School of Environmental and Chemical Engineering, Shanghai University, Shanghai 200444, China; State Environmental Protection Key Laboratory of Formation and Prevention of Urban Air Pollution Complex, Shanghai Academy of Environment Sciences, Shanghai 200233, China.
School of Environmental and Chemical Engineering, Shanghai University, Shanghai 200444, China.
Sci Total Environ. 2022 Mar 20;813:151899. doi: 10.1016/j.scitotenv.2021.151899. Epub 2021 Nov 24.
Exposure to ambient ultrafine black carbon (uBC, with aerodynamic diameter less than 100 nm) is associated with many neurodegenerative diseases. Oxidative stress is the predominantly reported neurotoxic effects caused by uBC exposure. Mitochondrion is responsible for production of majority of ROS in cells and mitochondrial dysfunction is closely related to adverse nervous outcomes. Mitophagy is an important cellular process to eliminate dysfunctional or damaged mitochondria. However, the mechanisms that modulate mitophagy and mitochondrial dysfunction initiated by uBC remain to be elucidated. The purpose of this study was to investigate how mitochondrial oxidative stress regulated mitochondrial dysfunction and mitophagy in human neuroblastoma cell line (SH-SY5Y) after uBC treatment. RNA interference was further applied to explore the roles of mitophagy in mitochondrial dysfunction. We found uBC triggered cell apoptosis via ROS-mitochondrial apoptotic pathway. The uBC also caused serious mitochondrial damage and respiratory dysfunction, indicated by the abnormalities in mitochondrial division and fusion related proteins, decreased mitochondria number and ATP level. Increased PTEN induced putative kinase 1 (PINK1) and Parkin protein levels and the autolysosome numbers suggested uBC could promote Pink1/Parkin-dependent mitophagy process in SH-SY5Y cells. Mitophagy inhibition could reserve mitochondria number and ATP activity, but not fusion and division related protein levels in SH-SY5Y cells exposed to uBC. Administration of a mitochondria-targeted antioxidant (mitoquinone) significantly eliminated uBC caused apoptosis, mitochondrial dysfunction and mitophagy. Our data suggested mitochondrial oxidative stress regulated uBC induced mitochondrial dysfunction and PINK1/Parkin-dependent mitophagy. PINK1/Parkin-dependent mitophagy probably participated in regulating uBC caused mitochondrial dysfunction but not by controlling mitochondrial fusion and division related proteins. Our results may provide some new insights and evidences to understand the mechanisms of neurotoxicity induced by uBC.
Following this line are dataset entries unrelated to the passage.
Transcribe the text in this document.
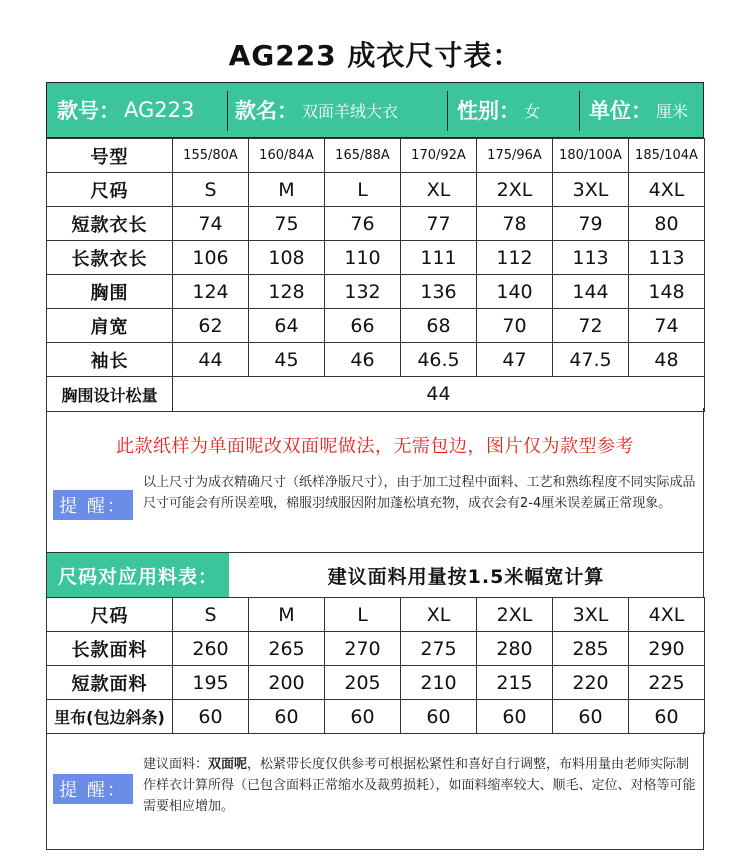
AG223 成衣尺寸表：
款号： AG223 款名： 双面羊绒大衣	性别： 女 单位： 厘米
号型	155/80A	160/84A	165/88A	170/92A	175/96A	180/100A	185/104A
尺码	S	M	L	XL	2XL	3XL	4XL
短款衣长	74	75	76	77	78	79	80
长款衣长	106	108	110	111	112	113	113
胸围	124	128	132	136	140	144	148
肩宽	62	64	66	68	70	72	74
袖长	44	45	46	46.5	47	47.5	48
胸围设计松量	44						
此款纸样为单面呢改双面呢做法，无需包边，图片仅为款型参考
提 醒：
以上尺寸为成衣精确尺寸（纸样净版尺寸），由于加工过程中面料、工艺和熟练程度不同实际成品尺寸可能会有所误差哦，棉服羽绒服因附加蓬松填充物，成衣会有2-4厘米误差属正常现象。
尺码对应用料表：	建议面料用量按1.5米幅宽计算
尺码	S	M	L	XL	2XL	3XL	4XL
长款面料	260	265	270	275	280	285	290
短款面料	195	200	205	210	215	220	225
里布(包边斜条)	60	60	60	60	60	60	60
提 醒：
建议面料：双面呢，松紧带长度仅供参考可根据松紧性和喜好自行调整，布料用量由老师实际制作样衣计算所得（已包含面料正常缩水及裁剪损耗），如面料缩率较大、顺毛、定位、对格等可能需要相应增加。
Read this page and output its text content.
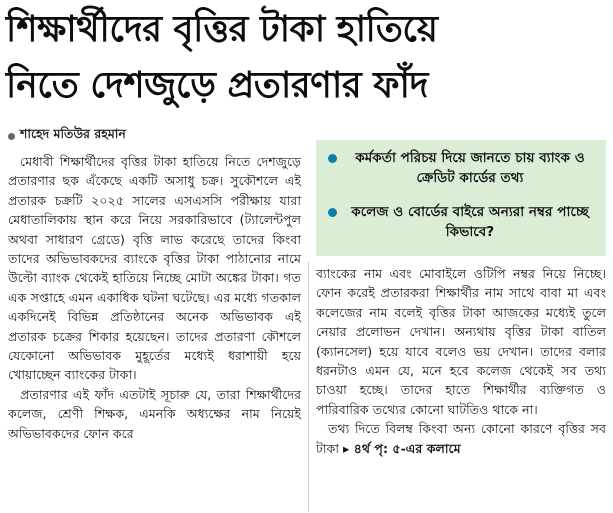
শিক্ষার্থীদের বৃত্তির টাকা হাতিয়ে
নিতে দেশজুড়ে প্রতারণার ফাঁদ
শাহেদ মতিউর রহমান

মেধাবী শিক্ষার্থীদের বৃত্তির টাকা হাতিয়ে নিতে দেশজুড়ে প্রতারণার ছক এঁকেছে একটি অসাধু চক্র। সুকৌশলে এই প্রতারক চক্রটি ২০২৫ সালের এসএসসি পরীক্ষায় যারা মেধাতালিকায় স্থান করে নিয়ে সরকারিভাবে (ট্যালেন্টপুল অথবা সাধারণ গ্রেডে) বৃত্তি লাভ করেছে তাদের কিংবা তাদের অভিভাবকদের ব্যাংকে বৃত্তির টাকা পাঠানোর নামে উল্টো ব্যাংক থেকেই হাতিয়ে নিচ্ছে মোটা অঙ্কের টাকা। গত এক সপ্তাহে এমন একাধিক ঘটনা ঘটেছে। এর মধ্যে গতকাল একদিনেই বিভিন্ন প্রতিষ্ঠানের অনেক অভিভাবক এই প্রতারক চক্রের শিকার হয়েছেন। তাদের প্রতারণা কৌশলে যেকোনো অভিভাবক মুহূর্তের মধ্যেই ধরাশায়ী হয়ে খোয়াচ্ছেন ব্যাংকের টাকা।

প্রতারণার এই ফাঁদ এতটাই সূচারু যে, তারা শিক্ষার্থীদের কলেজ, শ্রেণী শিক্ষক, এমনকি অধ্যক্ষের নাম নিয়েই অভিভাবকদের ফোন করে

কর্মকর্তা পরিচয় দিয়ে জানতে চায় ব্যাংক ও ক্রেডিট কার্ডের তথ্য
কলেজ ও বোর্ডের বাইরে অন্যরা নম্বর পাচ্ছে কিভাবে?

ব্যাংকের নাম এবং মোবাইলে ওটিপি নম্বর নিয়ে নিচ্ছে। ফোন করেই প্রতারকরা শিক্ষার্থীর নাম সাথে বাবা মা এবং কলেজের নাম বলেই বৃত্তির টাকা আজকের মধ্যেই তুলে নেয়ার প্রলোভন দেখান। অন্যথায় বৃত্তির টাকা বাতিল (ক্যানসেল) হয়ে যাবে বলেও ভয় দেখান। তাদের বলার ধরনটাও এমন যে, মনে হবে কলেজ থেকেই সব তথ্য চাওয়া হচ্ছে। তাদের হাতে শিক্ষার্থীর ব্যক্তিগত ও পারিবারিক তথ্যের কোনো ঘাটতিও থাকে না।

তথ্য দিতে বিলম্ব কিংবা অন্য কোনো কারণে বৃত্তির সব টাকা ▸ ৪র্থ পৃ: ৫-এর কলামে
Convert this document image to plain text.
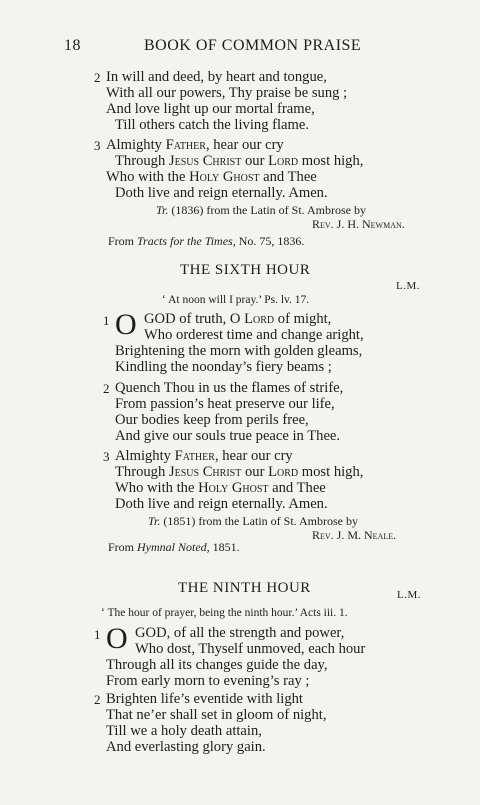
18	BOOK OF COMMON PRAISE
2 In will and deed, by heart and tongue,
With all our powers, Thy praise be sung ;
And love light up our mortal frame,
Till others catch the living flame.
3 Almighty Father, hear our cry
Through Jesus Christ our Lord most high,
Who with the Holy Ghost and Thee
Doth live and reign eternally. Amen.
Tr. (1836) from the Latin of St. Ambrose by
Rev. J. H. Newman.
From Tracts for the Times, No. 75, 1836.
THE SIXTH HOUR
L.M.
‘ At noon will I pray.’ Ps. lv. 17.
1 O GOD of truth, O Lord of might,
Who orderest time and change aright,
Brightening the morn with golden gleams,
Kindling the noonday’s fiery beams ;
2 Quench Thou in us the flames of strife,
From passion’s heat preserve our life,
Our bodies keep from perils free,
And give our souls true peace in Thee.
3 Almighty Father, hear our cry
Through Jesus Christ our Lord most high,
Who with the Holy Ghost and Thee
Doth live and reign eternally. Amen.
Tr. (1851) from the Latin of St. Ambrose by
Rev. J. M. Neale.
From Hymnal Noted, 1851.
THE NINTH HOUR	L.M.
‘ The hour of prayer, being the ninth hour.’ Acts iii. 1.
1 O GOD, of all the strength and power,
Who dost, Thyself unmoved, each hour
Through all its changes guide the day,
From early morn to evening’s ray ;
2 Brighten life’s eventide with light
That ne’er shall set in gloom of night,
Till we a holy death attain,
And everlasting glory gain.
暴露于环境超细黑碳(uBC,空气动力学直径小于 100nm)与许多神经退行性疾病有关。氧化应激是 uBC 暴露引起的主要神经毒性作用。线粒体负责细胞中大部分 ROS 的产生,线粒体功能障碍与不良神经结局密切相关。自噬是消除功能失调或受损线粒体的重要细胞过程。然而,uBC 引发的自噬和线粒体功能障碍的调节机制仍有待阐明。本研究旨在探讨 uBC 处理后人神经母细胞瘤细胞系(SH-SY5Y)中线粒体氧化应激如何调节线粒体功能障碍和自噬。进一步应用 RNA 干扰探讨自噬在线粒体功能障碍中的作用。我们发现 uBC 通过 ROS-线粒体凋亡途径触发细胞凋亡。uBC 还导致严重的线粒体损伤和呼吸功能障碍,表现为线粒体分裂和融合相关蛋白异常、线粒体数量和 ATP 水平下降。PTEN 诱导的假定激酶 1(PINK1)和 Parkin 蛋白水平升高和自噬溶酶体数量增加表明 uBC 可促进 SH-SY5Y 细胞中 Pink1/Parkin 依赖性自噬过程。自噬抑制可保留 uBC 暴露的 SH-SY5Y 细胞中线粒体数量和 ATP 活性,但不能保留融合和分裂相关蛋白水平。线粒体靶向抗氧化剂(mitoquinone)的给药可显著消除 uBC 引起的凋亡、线粒体功能障碍和自噬。我们的数据表明,线粒体氧化应激调节 uBC 诱导的线粒体功能障碍和 PINK1/Parkin 依赖性自噬。PINK1/Parkin 依赖性自噬可能参与调节 uBC 引起的线粒体功能障碍,但不是通过控制线粒体融合和分裂相关蛋白。我们的结果可能为理解 uBC 引起的神经毒性的机制提供一些新的见解和证据。